Cameroun : Diaspora bonds, fintech et obligations vertes explorés à Yaoundé
Face à un essoufflement apparent du marché régional des titres publics, le Cameroun étudie plusieurs pistes pour diversifier ses sources de financement, des diaspora bonds aux obligations vertes et bleues, en passant par l’ouverture aux petits épargnants via des plateformes fintech et des émissions liées à des projets précis, a déclaré Moh Sylvester Tangongho, directeur général du Trésor et de la Coopération financière et monétaire, dans un entretien accordé au journal Défis Actuels. Les transferts de la diaspora, évalués à environ 650 milliards de FCFA en 2025 et à une moyenne annuelle de 450 milliards sur les cinq dernières années, représentent une poche d’épargne jugée mobilisable.

SOMMAIRE
Les autorités relèvent que la majeure partie des envois de fonds des expatriés est aujourd’hui orientée vers la consommation et le soutien familial — frais de santé, scolarité, dépenses courantes — plutôt que vers des investissements structurants. D’où l’intérêt pour des instruments dédiés permettant de capter une partie de cette épargne à des fins de financement public, en garantissant transparence et sécurité aux souscripteurs.

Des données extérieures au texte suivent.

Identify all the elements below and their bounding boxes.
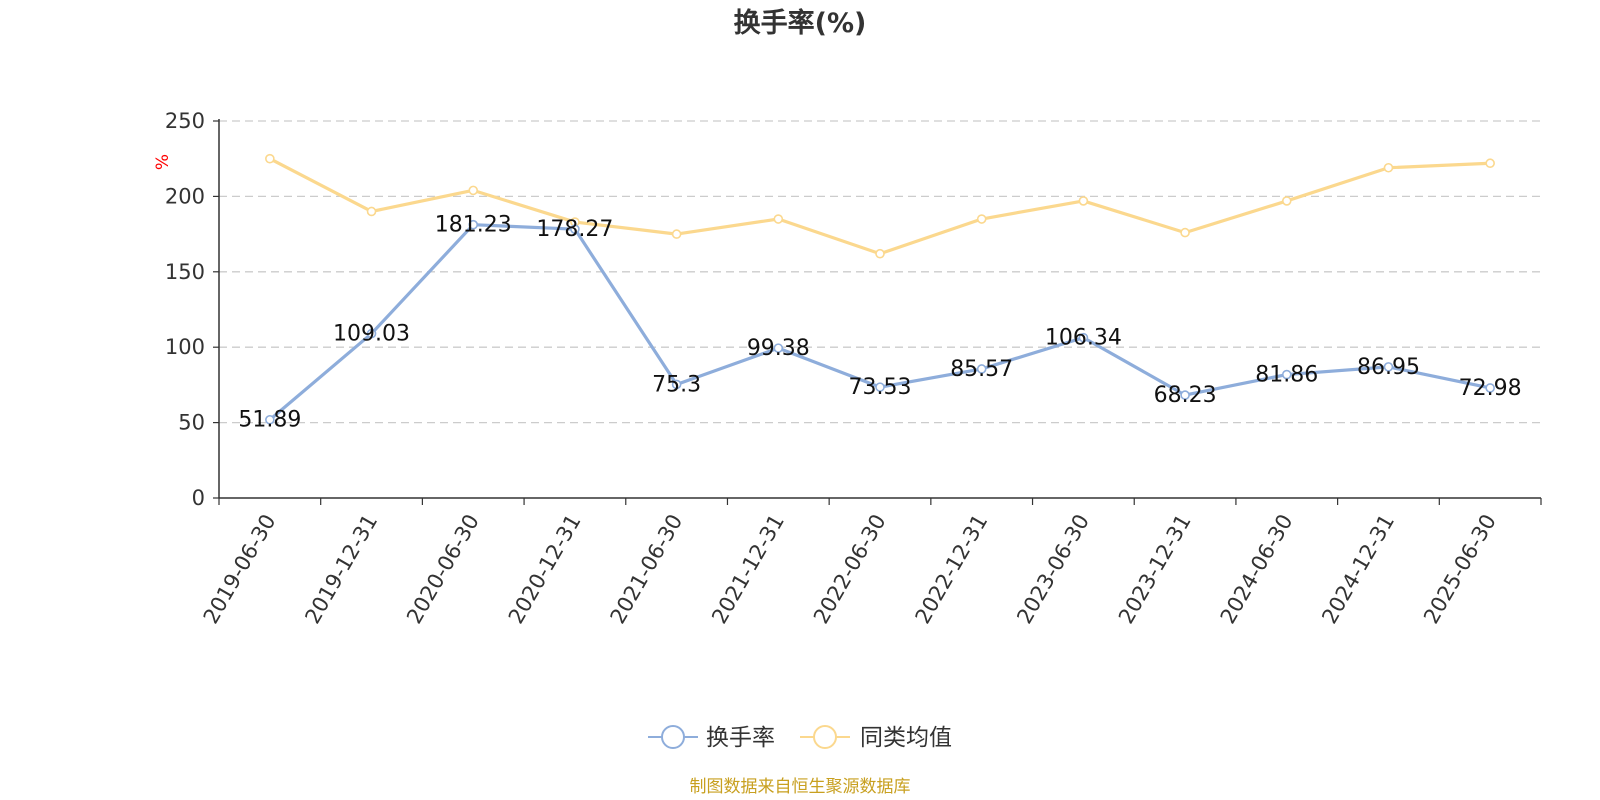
data-point-peer-average: [1078, 196, 1089, 206]
data-point-turnover: [1281, 369, 1292, 380]
data-point-turnover: [1485, 383, 1495, 393]
data-point-turnover: [1180, 390, 1190, 400]
y-tick-label: 150: [165, 260, 205, 284]
data-label: 109.03: [333, 322, 410, 347]
data-label: 68.23: [1154, 383, 1217, 408]
x-tick-label: 2024-06-30: [1216, 510, 1298, 628]
legend: 换手率 同类均值: [648, 725, 952, 751]
data-label: 75.3: [652, 372, 701, 397]
x-tick-label: 2020-06-30: [402, 510, 484, 628]
data-point-peer-average: [875, 248, 885, 259]
x-tick-label: 2023-12-31: [1114, 510, 1196, 628]
data-point-turnover: [1078, 332, 1089, 343]
y-tick-label: 100: [165, 335, 205, 359]
x-tick-label: 2020-12-31: [504, 510, 586, 628]
data-label: 86.95: [1357, 355, 1420, 380]
data-point-turnover: [366, 328, 377, 339]
data-point-peer-average: [976, 214, 987, 224]
data-label: 99.38: [747, 336, 810, 361]
x-tick-label: 2022-06-30: [809, 510, 891, 628]
data-point-peer-average: [1281, 196, 1292, 206]
x-tick-label: 2022-12-31: [911, 510, 993, 628]
data-point-peer-average: [1180, 227, 1190, 238]
chart-title: 换手率(%): [734, 7, 867, 39]
data-label: 72.98: [1459, 376, 1522, 401]
data-point-peer-average: [366, 206, 377, 217]
data-point-turnover: [875, 382, 885, 392]
y-tick-label: 0: [192, 486, 205, 510]
data-point-turnover: [976, 364, 987, 374]
x-tick-label: 2021-12-31: [707, 510, 789, 628]
data-label: 178.27: [536, 217, 613, 242]
data-point-peer-average: [1383, 162, 1394, 173]
y-tick-label: 50: [178, 411, 205, 435]
source-note: 制图数据来自恒生聚源数据库: [690, 777, 911, 797]
data-label: 85.57: [950, 357, 1013, 382]
data-point-peer-average: [1485, 158, 1495, 169]
data-point-turnover: [570, 224, 580, 234]
data-label: 181.23: [435, 213, 512, 238]
legend-item-peer-average[interactable]: 同类均值: [800, 725, 952, 751]
data-point-peer-average: [773, 214, 784, 224]
data-point-peer-average: [468, 185, 479, 196]
x-tick-label: 2024-12-31: [1317, 510, 1399, 628]
data-point-turnover: [671, 379, 682, 390]
x-tick-label: 2019-12-31: [300, 510, 382, 628]
data-label: 73.53: [849, 375, 912, 400]
data-label-layer: 51.89 109.03 181.23 178.27 75.3 99.38 73.53 85.…: [238, 213, 1521, 433]
legend-swatch-marker-turnover: [661, 725, 685, 749]
data-point-turnover: [468, 219, 479, 230]
legend-label-turnover: 换手率: [706, 725, 775, 751]
x-tick-label: 2021-06-30: [606, 510, 688, 628]
x-tick-label: 2025-06-30: [1419, 510, 1501, 628]
data-point-peer-average: [265, 153, 275, 164]
series-layer: [265, 153, 1495, 425]
y-tick-label: 200: [165, 184, 205, 208]
legend-label-peer-average: 同类均值: [860, 725, 952, 751]
data-label: 106.34: [1045, 326, 1122, 351]
y-tick-label: 250: [165, 109, 205, 133]
y-axis-unit-label: %: [153, 154, 173, 170]
data-point-peer-average: [671, 229, 682, 239]
data-point-turnover: [773, 343, 784, 353]
legend-item-turnover[interactable]: 换手率: [648, 725, 775, 751]
x-tick-label: 2019-06-30: [199, 510, 281, 628]
data-label: 51.89: [238, 408, 301, 433]
x-tick-label: 2023-06-30: [1012, 510, 1094, 628]
series-line-peer-average: [269, 157, 1491, 256]
data-label: 81.86: [1255, 363, 1318, 388]
data-point-turnover: [265, 414, 275, 425]
data-point-turnover: [1383, 362, 1394, 372]
legend-swatch-marker-peer-average: [813, 725, 837, 749]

Des pays africains ont déjà expérimenté des formules de mobilisation de la diaspora avec des résultats jugés positifs lorsque les mécanismes sont perçus comme clairs et attractifs. Les autorités camerounaises analysent ces retours d’expérience pour adapter un dispositif susceptible d’offrir aux expatriés un placement perçu comme patriotique et sécurisé, tout en diversifiant la base d’investisseurs de l’État.
Instruments envisagés et contraintes opérationnelles
Outre les diaspora bonds, le gouvernement réfléchit à la démocratisation de l’accès aux titres publics via la digitalisation et les fintech. L’objectif affiché est d’autoriser des souscriptions à des montants faibles — l’exemple évoqué est un ticket d’entrée autour de 1 000 FCFA — afin d’élargir la base d’investisseurs au-delà des grandes institutions financières et d’impliquer des centaines de milliers de petits épargnants.
Une autre option étudiée consiste en des émissions obligataires affectées à des projets d’infrastructure identifiés, permettant aux souscripteurs de connaître précisément l’affectation des fonds (construction d’un pont, d’une route, d’une centrale, etc.). Ce modèle vise à renforcer la transparence et l’adhésion locale aux programmes financés par la dette.
Le Cameroun envisage également d’intégrer les financements durables à son catalogue, en particulier les green bonds et blue bonds destinés à financer des projets environnementaux et liés aux ressources marines. Ces instruments nécessitent cependant une préparation technique et documentaire plus lourde que les émissions classiques : critères de sélection, documentation environnementale et dispositifs de suivi de l’utilisation des fonds doivent être mis en place bien en amont.
Les contraintes budgétaires et le calendrier annuel des programmes publics représentent des obstacles à cette anticipation. Sur le marché régional, la principale difficulté reste la concentration des détenteurs de titres publics. Au 30 septembre 2025, environ 65 % des titres publics étaient détenus par les banques.